Le stress émotionnel et le cerveau : Perspectives naturopathiques
Introduction
Nous le savons tous, le stress fait partie de la vie. Un peu de stress est même bénéfique : il permet de nous motiver, d’être heureux, et d’atteindre nos objectifs. C’est ce qu’on appelle parfois le « bon stress », pour le distinguer de ce qu’on entend généralement lorsqu’on dit que l’on est stressé (au sens de se sentir mal ou d’être débordé). « Être stressé » a évidemment des connotations négatives. Cet article va se pencher sur quelques mécanismes qui conditionnent le stress dans le cerveau, ainsi qu’aux moyens de progresser vers une meilleure santé et une vie plus épanouie.
Comment évoluent les émotions
Les émotions nous aident généralement à communiquer avec notre entourage. Elles sont l’un des moyens à notre disposition pour comprendre ce qui se passe autour de nous et nous permettre de décider comment réagir aux circonstances [1]. Elles donnent du sens à ce que nous éprouvons et à nos interactions avec les autres. Mais d’ailleurs, pourquoi ressentons-nous des émotions ? La science suggère que les émotions ont évolué avec le temps. Nous avons un cerveau animal primitif et un autre, plus évolué, qui présente des propriétés cognitives supérieures [2]. La partie primitive de notre cerveau nous permet de rester en vie grâce à des émotions telles que la peur, mais peut aussi prendre le pas sur nos capacités supérieures, même contre notre gré. En d’autres termes, nous pouvons avoir l’impression d’être dans une situation où notre vie est en danger et qu’une réaction immédiate s’impose, même s’il ne s’agit que d’une réunion de direction.

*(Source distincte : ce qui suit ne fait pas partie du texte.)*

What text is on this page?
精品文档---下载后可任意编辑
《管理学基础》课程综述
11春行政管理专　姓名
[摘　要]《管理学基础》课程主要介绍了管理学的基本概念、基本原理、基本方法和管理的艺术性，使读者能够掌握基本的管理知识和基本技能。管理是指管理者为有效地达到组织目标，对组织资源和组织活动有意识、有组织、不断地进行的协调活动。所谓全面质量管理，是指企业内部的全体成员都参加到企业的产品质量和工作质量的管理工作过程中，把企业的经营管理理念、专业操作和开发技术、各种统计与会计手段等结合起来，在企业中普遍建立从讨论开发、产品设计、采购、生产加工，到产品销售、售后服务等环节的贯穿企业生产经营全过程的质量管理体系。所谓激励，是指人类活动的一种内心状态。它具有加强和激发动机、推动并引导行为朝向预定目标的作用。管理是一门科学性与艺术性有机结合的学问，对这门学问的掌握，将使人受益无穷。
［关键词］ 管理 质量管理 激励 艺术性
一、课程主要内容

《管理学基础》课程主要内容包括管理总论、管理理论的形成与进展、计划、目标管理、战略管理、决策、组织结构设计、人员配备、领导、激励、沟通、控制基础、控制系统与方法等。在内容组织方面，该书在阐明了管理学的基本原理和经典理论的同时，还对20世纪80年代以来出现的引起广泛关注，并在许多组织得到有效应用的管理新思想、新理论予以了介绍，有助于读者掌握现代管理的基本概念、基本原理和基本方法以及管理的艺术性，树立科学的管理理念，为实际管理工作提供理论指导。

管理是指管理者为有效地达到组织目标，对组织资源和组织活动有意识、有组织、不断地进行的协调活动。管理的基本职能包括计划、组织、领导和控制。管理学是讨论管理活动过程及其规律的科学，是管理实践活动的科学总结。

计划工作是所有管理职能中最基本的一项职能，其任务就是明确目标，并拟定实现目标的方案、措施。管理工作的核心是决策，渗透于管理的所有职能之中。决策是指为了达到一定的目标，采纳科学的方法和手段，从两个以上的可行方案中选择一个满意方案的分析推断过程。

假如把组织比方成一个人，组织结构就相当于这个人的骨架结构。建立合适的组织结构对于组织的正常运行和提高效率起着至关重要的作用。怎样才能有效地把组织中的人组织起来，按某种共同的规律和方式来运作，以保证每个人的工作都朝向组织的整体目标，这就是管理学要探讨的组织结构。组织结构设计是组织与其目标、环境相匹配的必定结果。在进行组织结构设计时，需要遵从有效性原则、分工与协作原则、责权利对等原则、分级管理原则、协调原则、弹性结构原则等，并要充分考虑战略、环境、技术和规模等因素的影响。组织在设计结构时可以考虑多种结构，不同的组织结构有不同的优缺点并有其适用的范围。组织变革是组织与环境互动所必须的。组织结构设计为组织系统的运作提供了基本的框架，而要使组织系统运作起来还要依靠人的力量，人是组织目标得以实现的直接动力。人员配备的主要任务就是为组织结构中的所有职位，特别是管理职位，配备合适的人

Le monde moderne sollicite nos sens à un rythme qui peut entraîner une stimulation excessive de notre cerveau. En réalité, nous ne sommes pas du tout équipés pour le monde moderne, ce qui rend d’autant plus difficile la bonne régulation des facteurs de stress. Garder une humeur équilibrée et des émotions stables peut se révéler particulièrement éprouvant. Il n’est pas toujours facile de réagir de façon calme et posée à la myriade de facteurs de stress psychologique auxquels nous sommes confrontés, surtout si notre cerveau primitif est aux commandes. Il existe une expression bien connue des personnes qui étudient le cerveau : « Les neurones qui s’activent ensemble se lient ensemble ». Cela signifie que plus notre exposition au stress est longue, plus notre cerveau renforcera ces connexions inappropriées, facilitant le retour des sensations désagréables, qui seront d’autant plus fortes et pourront en entraîner d’autres.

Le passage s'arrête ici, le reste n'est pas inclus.